Playing chess gameThe resume was great while it lasted, but LinkedIn (LI) is making it look pretty antiquated. LI simply offers so much more than a Word doc ever really could. And now that applicant tracking systems are onboard with LI, there’s really no stopping it.

1) The Lies, Oh the Lies…

Business Insider claims that 46 percent of resumes have some sort of false information and 70 percent of college students said they would lie on their resume if it landed them the job they wanted. Herein lies the beauty of a public resume.

No matter what type of candidate recruiters are hunting for, they are far less likely to fib about their work history on a professional network, and if they do, they are far less likely to get away with it.

2) Why Settle for a Trailer When You Can See the Whole Movie?

LinkedIn offers a far more detailed look into the candidate’s professional life than a resume will lend. Recruiters are able to view professional connections, past and present work, interests, what the candidate looks like and how they communicated socially. A resume offers far less information (let’s face it), in far more boring manner.

3) Ooh, Ooh, I Wanna Hit the Button!

We loved hitting that elevator button. It’s the satisfaction of pressing a little button and getting instant results. Boom, you’re on the top floor. Boom, you’ve just applied for a job. Candidates love the “Apply with LinkedIn” button.
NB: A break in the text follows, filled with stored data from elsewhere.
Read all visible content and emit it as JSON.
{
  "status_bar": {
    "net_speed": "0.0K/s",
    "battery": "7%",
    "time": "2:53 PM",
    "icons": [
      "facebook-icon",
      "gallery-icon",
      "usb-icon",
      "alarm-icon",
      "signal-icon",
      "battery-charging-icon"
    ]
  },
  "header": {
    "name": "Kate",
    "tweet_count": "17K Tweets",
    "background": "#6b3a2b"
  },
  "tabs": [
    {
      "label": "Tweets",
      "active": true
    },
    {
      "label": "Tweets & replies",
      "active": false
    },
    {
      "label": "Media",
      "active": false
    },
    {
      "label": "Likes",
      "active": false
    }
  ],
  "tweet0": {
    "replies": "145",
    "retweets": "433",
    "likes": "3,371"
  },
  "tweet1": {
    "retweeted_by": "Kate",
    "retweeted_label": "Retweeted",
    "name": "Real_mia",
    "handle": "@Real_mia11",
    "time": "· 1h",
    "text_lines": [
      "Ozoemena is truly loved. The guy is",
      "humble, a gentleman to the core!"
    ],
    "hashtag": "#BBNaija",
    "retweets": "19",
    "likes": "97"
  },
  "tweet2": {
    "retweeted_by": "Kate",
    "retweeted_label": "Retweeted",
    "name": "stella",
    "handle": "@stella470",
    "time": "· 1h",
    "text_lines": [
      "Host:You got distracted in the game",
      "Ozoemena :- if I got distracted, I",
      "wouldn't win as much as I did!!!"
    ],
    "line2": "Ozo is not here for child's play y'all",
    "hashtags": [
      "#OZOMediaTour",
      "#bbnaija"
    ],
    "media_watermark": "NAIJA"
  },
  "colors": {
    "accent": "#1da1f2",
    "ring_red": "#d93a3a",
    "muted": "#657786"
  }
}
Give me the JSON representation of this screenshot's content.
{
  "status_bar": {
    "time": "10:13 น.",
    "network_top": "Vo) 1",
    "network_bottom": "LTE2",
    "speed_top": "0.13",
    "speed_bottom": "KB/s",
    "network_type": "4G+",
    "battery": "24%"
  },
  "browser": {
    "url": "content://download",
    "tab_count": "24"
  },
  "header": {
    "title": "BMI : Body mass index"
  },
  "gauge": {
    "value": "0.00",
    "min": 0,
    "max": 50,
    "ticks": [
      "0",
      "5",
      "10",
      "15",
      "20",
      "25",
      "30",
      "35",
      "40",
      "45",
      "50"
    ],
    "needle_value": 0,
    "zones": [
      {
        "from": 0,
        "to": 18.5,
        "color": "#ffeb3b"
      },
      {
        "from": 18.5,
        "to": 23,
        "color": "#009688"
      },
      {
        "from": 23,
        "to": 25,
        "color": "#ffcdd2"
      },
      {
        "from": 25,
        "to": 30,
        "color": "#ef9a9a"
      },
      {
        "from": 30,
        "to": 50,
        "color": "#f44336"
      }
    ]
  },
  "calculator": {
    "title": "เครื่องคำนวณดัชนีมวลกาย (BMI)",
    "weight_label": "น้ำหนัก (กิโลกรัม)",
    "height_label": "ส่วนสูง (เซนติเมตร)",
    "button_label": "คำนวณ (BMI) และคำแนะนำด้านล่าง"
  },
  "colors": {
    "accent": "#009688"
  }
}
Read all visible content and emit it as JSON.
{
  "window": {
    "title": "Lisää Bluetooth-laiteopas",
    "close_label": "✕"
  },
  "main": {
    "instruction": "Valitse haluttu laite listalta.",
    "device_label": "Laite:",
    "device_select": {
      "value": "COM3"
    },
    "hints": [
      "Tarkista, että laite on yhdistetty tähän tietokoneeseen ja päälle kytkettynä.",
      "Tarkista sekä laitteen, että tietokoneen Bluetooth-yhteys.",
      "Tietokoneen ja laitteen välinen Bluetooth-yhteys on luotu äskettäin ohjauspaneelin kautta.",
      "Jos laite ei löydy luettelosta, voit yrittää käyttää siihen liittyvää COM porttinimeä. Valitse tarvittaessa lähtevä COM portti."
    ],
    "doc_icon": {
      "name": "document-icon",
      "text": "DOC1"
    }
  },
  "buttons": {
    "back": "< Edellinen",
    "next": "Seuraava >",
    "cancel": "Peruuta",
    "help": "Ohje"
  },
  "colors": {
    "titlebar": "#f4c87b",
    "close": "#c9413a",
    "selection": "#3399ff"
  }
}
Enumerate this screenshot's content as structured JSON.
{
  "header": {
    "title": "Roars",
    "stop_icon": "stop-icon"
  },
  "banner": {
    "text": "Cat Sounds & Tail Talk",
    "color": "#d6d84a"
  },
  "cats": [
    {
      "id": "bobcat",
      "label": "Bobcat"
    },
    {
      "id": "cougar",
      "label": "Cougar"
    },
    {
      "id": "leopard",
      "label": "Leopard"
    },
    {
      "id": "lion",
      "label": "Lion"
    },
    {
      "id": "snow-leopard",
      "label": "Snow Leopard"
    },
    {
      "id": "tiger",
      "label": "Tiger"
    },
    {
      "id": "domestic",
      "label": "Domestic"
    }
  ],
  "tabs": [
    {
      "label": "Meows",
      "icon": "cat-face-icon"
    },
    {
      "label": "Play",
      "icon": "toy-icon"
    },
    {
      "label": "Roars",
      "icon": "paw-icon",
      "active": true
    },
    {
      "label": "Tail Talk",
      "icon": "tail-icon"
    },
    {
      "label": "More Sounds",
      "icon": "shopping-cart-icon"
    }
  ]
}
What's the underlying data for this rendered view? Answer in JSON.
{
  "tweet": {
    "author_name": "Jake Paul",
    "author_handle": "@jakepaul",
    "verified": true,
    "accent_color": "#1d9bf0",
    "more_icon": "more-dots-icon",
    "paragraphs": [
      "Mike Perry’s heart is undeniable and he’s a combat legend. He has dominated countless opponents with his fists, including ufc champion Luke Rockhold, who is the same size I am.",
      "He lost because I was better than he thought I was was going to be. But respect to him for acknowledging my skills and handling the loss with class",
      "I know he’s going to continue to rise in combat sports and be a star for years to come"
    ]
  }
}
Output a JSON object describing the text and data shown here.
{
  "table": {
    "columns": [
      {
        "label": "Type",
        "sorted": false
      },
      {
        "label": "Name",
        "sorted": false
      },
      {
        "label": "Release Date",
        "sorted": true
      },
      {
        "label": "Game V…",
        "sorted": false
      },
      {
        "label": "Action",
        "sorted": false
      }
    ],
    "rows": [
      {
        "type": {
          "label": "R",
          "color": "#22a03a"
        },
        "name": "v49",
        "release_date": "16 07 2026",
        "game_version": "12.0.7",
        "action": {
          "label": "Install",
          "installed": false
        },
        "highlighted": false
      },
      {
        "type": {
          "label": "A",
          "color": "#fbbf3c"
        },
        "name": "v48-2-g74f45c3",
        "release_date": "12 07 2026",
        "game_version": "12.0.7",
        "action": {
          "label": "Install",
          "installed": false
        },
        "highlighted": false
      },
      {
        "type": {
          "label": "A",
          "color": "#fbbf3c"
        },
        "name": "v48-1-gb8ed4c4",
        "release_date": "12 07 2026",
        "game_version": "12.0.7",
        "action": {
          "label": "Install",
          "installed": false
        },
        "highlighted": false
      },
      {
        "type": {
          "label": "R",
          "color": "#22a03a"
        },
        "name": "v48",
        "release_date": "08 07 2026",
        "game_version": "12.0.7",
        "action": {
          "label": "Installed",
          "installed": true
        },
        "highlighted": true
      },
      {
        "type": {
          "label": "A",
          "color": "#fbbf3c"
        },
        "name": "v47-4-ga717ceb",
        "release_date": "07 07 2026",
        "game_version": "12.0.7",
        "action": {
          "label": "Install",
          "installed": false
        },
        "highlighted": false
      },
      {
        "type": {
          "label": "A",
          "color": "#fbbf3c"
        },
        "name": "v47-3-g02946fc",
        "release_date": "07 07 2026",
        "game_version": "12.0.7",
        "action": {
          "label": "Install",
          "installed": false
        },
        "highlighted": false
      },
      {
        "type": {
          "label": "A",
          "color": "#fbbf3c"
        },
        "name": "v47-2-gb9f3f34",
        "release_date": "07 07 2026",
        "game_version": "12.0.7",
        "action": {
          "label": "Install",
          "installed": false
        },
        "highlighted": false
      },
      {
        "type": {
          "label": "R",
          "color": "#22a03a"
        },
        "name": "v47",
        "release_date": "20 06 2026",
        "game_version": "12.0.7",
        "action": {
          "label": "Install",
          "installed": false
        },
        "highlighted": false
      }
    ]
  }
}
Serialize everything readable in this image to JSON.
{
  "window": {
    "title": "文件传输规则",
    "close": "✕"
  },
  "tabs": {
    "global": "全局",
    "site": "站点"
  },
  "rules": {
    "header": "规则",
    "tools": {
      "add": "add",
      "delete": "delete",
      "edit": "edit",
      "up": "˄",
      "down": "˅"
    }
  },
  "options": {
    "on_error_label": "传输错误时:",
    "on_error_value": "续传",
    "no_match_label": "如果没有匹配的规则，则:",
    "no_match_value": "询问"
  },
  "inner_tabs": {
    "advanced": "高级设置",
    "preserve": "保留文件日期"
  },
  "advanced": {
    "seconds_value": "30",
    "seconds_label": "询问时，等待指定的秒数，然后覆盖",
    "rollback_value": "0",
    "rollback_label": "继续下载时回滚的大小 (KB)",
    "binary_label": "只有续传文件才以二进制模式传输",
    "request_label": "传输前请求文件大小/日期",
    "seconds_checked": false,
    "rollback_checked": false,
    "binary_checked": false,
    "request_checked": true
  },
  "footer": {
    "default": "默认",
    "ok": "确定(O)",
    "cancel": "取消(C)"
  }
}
There isn’t an easier, more inviting process that an organization can offer. The applicant tracking system then grabs pertinent information and presents it to the recruiter. It’s a beautiful thing.

4) You Can Check Out Real Examples of Work

Many LI users are now using this social network to share work or projects with their connections. Recruiters then get to see the candidate’s skills and experience without the back and forth of emails, files and links.

5) Passive Means Nothing

While LinkedIn is considered a great tool for active job seekers, the number of passive candidates is much higher. This has nothing to do with superiority of the candidate types; it is a sheer matter of numbers. There is some great talent in that passive pool and LinkedIn is an excellent way to source them and reach out to them. (Please leave all of your comments about why recruiting passive candidates is stupid at the bottom. Thanks.)

6) Get the Real Scoop

While the little “Endorse this Person” button might not be as accurate as we like, written endorsements and comments from professional connections can prove to be very relevant. Furthermore, recruiters and hiring managers can see what connections they might have in common and scope out the candidate (preferably in a totally legal and non-creepy way).

From time-to-time I still hear stories about a job listing requiring the candidate to fax or mail a resume, and I realize how far our tech has come in such a short amount of time. LinkedIn is such a useful tool, and it is only becoming more of a solid part of business each day. It won’t be long until the resume and video stores are reminiscing about their glory days.